Let's consider a 3-dimensional spacetime $\mathcal{M} = \mathbb{R} \times \Sigma^2$ ($\mathbb{R}$ for time) and three 1-forms $e^a$ ($a = 1, 2$) and $\omega$. Here, we assume $\omega_0 = 0$, where, for a given chart, $\omega = \omega_\mu dx^\mu$. (For those who are familiar with these, the 1-forms are known as the coframe fields and spin connection.)
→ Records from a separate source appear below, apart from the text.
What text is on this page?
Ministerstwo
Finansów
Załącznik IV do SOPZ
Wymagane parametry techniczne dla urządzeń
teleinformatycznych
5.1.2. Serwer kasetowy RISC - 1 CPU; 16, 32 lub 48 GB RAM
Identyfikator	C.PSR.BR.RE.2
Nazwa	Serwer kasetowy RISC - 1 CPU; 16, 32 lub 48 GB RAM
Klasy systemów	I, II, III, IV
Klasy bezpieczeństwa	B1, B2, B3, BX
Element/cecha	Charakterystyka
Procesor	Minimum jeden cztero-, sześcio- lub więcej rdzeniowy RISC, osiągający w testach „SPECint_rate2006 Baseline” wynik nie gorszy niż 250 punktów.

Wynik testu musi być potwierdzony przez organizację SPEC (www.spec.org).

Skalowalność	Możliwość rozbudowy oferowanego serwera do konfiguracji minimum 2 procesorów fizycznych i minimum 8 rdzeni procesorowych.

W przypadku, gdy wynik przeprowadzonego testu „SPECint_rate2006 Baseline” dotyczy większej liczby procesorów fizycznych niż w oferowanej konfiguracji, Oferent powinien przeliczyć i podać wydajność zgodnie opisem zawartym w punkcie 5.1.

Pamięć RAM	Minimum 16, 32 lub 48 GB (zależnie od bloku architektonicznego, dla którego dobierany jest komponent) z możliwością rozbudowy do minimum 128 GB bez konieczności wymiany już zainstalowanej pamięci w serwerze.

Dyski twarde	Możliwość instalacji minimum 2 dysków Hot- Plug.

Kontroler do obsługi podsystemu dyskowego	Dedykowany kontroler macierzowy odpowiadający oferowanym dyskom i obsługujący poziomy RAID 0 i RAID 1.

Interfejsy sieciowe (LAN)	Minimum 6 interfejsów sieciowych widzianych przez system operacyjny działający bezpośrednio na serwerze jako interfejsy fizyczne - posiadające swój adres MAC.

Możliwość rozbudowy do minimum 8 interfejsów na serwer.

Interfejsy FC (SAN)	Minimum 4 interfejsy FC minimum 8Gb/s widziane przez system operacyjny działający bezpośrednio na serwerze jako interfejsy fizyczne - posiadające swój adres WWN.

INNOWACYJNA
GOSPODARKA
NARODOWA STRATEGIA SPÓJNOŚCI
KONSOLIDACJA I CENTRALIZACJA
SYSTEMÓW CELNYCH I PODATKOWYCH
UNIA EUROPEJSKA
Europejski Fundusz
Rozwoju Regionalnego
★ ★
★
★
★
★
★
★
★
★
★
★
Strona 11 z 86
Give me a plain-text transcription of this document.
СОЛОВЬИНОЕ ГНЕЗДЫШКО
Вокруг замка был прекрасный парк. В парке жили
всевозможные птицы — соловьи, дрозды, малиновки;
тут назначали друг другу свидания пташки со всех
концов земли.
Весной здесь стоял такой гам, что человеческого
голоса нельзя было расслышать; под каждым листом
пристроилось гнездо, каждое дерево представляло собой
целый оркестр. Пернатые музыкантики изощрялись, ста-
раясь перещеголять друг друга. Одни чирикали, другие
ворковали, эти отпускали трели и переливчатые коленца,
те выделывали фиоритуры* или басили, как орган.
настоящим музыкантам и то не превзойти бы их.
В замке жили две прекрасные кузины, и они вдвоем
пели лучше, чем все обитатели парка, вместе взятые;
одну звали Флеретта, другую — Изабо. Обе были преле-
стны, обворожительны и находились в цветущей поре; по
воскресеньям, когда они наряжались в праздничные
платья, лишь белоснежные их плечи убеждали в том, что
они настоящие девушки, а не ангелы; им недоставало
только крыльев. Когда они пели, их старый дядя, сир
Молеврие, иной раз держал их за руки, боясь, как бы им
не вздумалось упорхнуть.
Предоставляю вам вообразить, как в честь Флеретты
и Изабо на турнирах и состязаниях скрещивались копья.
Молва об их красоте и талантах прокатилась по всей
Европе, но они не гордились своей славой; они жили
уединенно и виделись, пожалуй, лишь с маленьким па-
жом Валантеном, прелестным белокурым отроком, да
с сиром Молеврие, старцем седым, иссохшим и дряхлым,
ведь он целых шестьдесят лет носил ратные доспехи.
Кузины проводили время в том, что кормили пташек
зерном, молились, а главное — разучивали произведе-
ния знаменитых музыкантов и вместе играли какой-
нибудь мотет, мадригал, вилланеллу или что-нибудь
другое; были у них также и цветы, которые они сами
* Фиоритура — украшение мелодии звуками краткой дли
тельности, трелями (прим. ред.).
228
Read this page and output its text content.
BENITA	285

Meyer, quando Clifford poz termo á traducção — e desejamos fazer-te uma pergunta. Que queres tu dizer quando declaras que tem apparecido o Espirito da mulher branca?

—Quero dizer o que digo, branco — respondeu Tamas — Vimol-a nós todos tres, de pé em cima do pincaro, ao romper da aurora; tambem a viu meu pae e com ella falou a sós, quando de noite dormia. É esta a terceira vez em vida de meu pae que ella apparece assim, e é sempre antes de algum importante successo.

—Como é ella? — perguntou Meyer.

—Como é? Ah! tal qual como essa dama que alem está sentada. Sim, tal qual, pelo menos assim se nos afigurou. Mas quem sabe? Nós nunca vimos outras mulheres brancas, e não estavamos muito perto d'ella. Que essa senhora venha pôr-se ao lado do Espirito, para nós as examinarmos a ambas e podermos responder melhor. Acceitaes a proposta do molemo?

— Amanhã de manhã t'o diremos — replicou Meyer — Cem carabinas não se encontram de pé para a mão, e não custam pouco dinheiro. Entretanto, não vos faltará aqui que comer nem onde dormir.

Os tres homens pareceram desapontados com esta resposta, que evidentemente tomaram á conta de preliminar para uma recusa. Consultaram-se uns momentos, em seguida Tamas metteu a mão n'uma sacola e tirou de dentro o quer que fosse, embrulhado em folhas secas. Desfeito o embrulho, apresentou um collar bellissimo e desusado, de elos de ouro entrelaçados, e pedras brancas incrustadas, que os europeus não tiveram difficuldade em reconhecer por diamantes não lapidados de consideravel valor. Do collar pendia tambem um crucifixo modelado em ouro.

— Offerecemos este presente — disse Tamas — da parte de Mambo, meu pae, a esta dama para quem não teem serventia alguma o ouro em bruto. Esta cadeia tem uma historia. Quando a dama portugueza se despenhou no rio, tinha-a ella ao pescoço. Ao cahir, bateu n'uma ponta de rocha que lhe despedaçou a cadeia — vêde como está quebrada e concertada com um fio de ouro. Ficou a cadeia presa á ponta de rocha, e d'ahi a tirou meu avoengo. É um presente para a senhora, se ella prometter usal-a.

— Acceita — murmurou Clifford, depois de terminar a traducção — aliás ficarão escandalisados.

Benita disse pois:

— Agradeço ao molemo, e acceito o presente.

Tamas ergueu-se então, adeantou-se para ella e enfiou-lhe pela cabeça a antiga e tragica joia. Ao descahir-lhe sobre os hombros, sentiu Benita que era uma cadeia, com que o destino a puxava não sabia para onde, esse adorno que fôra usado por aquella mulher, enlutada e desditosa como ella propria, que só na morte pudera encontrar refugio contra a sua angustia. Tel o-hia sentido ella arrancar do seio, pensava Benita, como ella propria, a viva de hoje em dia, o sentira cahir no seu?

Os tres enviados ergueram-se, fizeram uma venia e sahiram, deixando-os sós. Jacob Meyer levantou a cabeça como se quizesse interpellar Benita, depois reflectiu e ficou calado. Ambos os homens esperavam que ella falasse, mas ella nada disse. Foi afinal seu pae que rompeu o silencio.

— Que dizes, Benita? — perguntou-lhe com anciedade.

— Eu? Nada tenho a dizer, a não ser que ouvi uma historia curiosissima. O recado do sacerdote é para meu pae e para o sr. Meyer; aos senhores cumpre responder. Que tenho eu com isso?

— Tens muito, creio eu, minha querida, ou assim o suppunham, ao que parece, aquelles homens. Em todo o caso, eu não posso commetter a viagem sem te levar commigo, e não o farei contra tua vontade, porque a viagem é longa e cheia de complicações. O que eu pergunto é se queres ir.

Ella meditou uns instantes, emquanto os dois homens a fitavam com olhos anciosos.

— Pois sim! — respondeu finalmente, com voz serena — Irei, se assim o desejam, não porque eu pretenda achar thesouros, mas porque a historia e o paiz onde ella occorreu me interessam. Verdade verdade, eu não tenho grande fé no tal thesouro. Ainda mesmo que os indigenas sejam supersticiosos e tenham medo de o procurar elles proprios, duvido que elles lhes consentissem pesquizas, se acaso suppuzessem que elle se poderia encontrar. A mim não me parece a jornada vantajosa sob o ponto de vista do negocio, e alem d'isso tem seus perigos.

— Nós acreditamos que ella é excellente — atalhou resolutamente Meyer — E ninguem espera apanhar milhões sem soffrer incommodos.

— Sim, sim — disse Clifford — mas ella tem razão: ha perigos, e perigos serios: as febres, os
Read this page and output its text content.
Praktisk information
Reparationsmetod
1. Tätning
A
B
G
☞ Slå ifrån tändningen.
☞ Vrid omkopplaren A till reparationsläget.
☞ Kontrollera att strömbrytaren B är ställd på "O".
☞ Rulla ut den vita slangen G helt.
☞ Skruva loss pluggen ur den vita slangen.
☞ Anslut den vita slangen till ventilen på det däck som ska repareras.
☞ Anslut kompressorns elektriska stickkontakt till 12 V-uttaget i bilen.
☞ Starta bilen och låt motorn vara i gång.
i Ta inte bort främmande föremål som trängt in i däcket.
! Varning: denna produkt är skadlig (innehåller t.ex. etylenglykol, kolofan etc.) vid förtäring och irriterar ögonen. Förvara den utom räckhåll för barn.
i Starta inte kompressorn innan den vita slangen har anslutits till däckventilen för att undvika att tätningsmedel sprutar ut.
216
From them, we introduce 2-forms as
$$T^a \equiv de^a + \Omega^a_{\ b} \wedge e^b.$$
where $\Omega^a_{\ b}$ is the full spin connection. Here, we assume $\Omega^1_{\ 2} = -\Omega^2_{\ 1} = \omega$ and vanishes otherwise. This assumption leaves
$$T^1 = (\partial_\mu e_\nu^{\ 1} + \omega_\mu e_\nu^{\ 2}) dx^\mu \wedge dx^\nu$$
$$T^2 = (\partial_\mu e_\nu^{\ 2} - \omega_\mu e_\nu^{\ 1}) dx^\mu \wedge dx^\nu$$
Now, we integrate those 2-forms over $D \subset \Sigma^2$:
$$\int_D T^1 = \int_D de^1 + \int_D \omega \wedge e^2 = \int_{\partial D} e^1 + \int_D \omega \wedge e^2$$
$$\int_D T^2 = \int_D de^2 - \int_D \omega \wedge e^1 = \int_{\partial D} e^2 - \int_D \omega \wedge e^1$$
What I want to do here is to promote those 1-forms to "gauge fields" just like the electromagnetic 1-form gauge field $A = A_\mu dx^\mu$. To do so, I defined a gauge transformations:
$$e_\mu^{\ a} \rightarrow e_\mu^{\ a} + \partial_\mu \epsilon^a$$
$$\omega_\mu \rightarrow \omega_\mu + \partial_\mu h$$
I expected that the 2-forms I introduced above should be gauge invariant, but they weren't. In particular, the $\omega \wedge e^a$ terms are not invariant:
$$\omega \wedge e^a \rightarrow [\omega_\mu e_\nu^{\ a} + e_\nu^{\ a} \partial_\mu h + \omega_\mu \partial_\nu \epsilon^a + (\partial_\mu h) (\partial_\nu \epsilon^a)] dx^\mu \wedge dx^\nu$$
After observing this, my questions are twofold:
Did I define the gauge transformations in a right way?
If I did it in a right way, then can I define these integrals (which may be considered as "fluxes") in a gauge invariant way?